If trivial prompt alignments result in appropriate vs inappropriate responses, this destroys confidence for every response.
What am I missing?
Pretty sure the point here was Llama3 respecting the command to not mention that this is interesting, not adding filler, rather than the output fact being interesting or not.
You are missing that this is precisely what we would expect a human to answer without further context (for instance without knowing how much you know about the topic).
A human would pick similarly pick something which isn't too nerdy but also not obvious and the LLM did well here.
If the LLM can fail that is fine, because the task is inherently hard.
My comment about what's "interesting" or not was an attempt cast out interesting responses as not offering a way forward to any qualitative evaluation of AI behavior.
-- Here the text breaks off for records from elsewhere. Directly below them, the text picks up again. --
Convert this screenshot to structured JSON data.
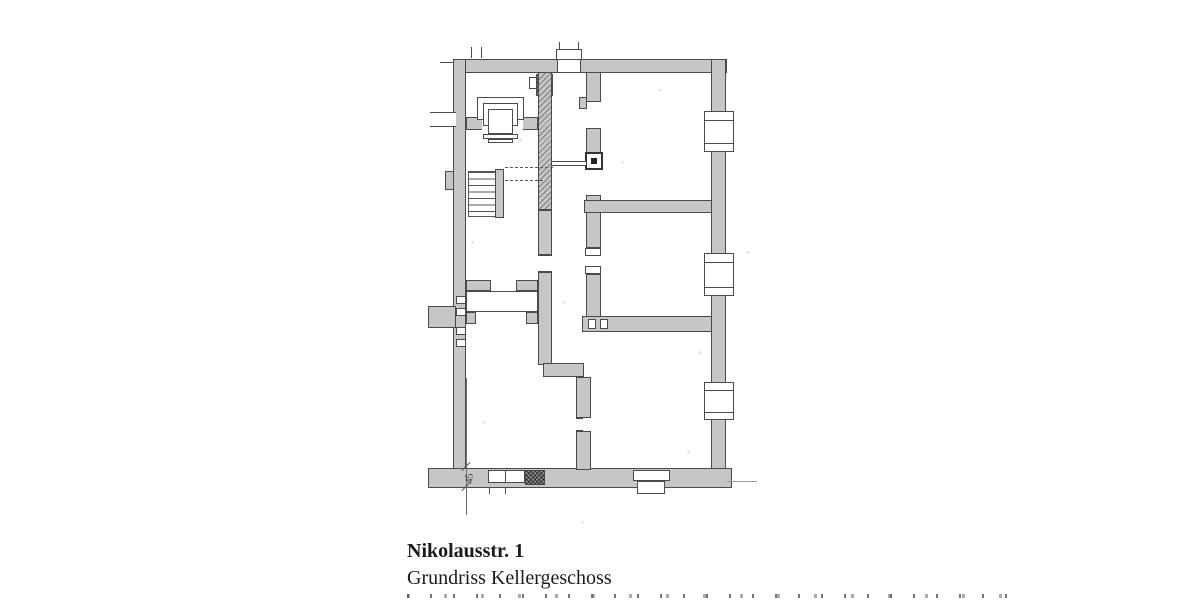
{
  "caption": {
    "title": "Nikolausstr. 1",
    "subtitle": "Grundriss Kellergeschoss"
  },
  "plan": {
    "type": "floor-plan",
    "dimension_labels": [
      "45"
    ],
    "colors": {
      "wall_fill": "#c6c6c6",
      "wall_edge": "#4a4a4a",
      "chimney_fill": "#8f8f8f",
      "paper": "#ffffff",
      "dim_line": "#6e6e6e"
    }
  }
}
To be interesting is a quality of the those who regards, not the situation under regard.
Do you find it interesting that some LLMs routinely qualify responses to prompts to report something interesting with a statement that the response is interesting which can't reliably be suppressed by including a sub-prompt requesting suppression?
I don't, because I have no idea why I should expect any prompt to produce any sort of response.
I spent a few days goofing around with Stable Diffusion and found it frustrating because it could render a response to some prompts that that I found relevant and satisfying, but I couldn't get it to reliably render my intentions. I soon encountered obvious limits of its training set, and the community is adapting to these limits with with networks of domain-specific accessory models.
This experience greatly tempered my expectations: I see AI as a magic paintbrush or story reader. I see no evidence of thinking machine.
If we're going to establish an equivalence comparison between any AI and humans we need a theory for both.
I have yet to see a coherent theory of the AI but I believe there in such in a language I don't understand, just as there's a theory of Conway's Game of Life, which leads to continual fascination with the machine's behavior.
But I've been unable to find any theory of the human, nor will I expect any such theory, because to my eyes life looks like a realm of complexity incomparable any game.
I do have interest in seeing nerds struggle to explain AI, but am surprised that after several years no common vernacular from which a theory might be assembled has yet to appear.
An open-ended article about what AIs can't do seems hopelessly daft. It has already been formally established there are domains of what computation can never do. So to be interesting, a treatment of the limits of AI, being a form of a computer, had better start with a consideration of those domains. But this article does not, nor do any of the comments.
So whatever is going on with this discourse, it appears to me to have nothing to do with understanding of AIs.
The RUR thing is basically because that specific example is used as an example of interesting etymology.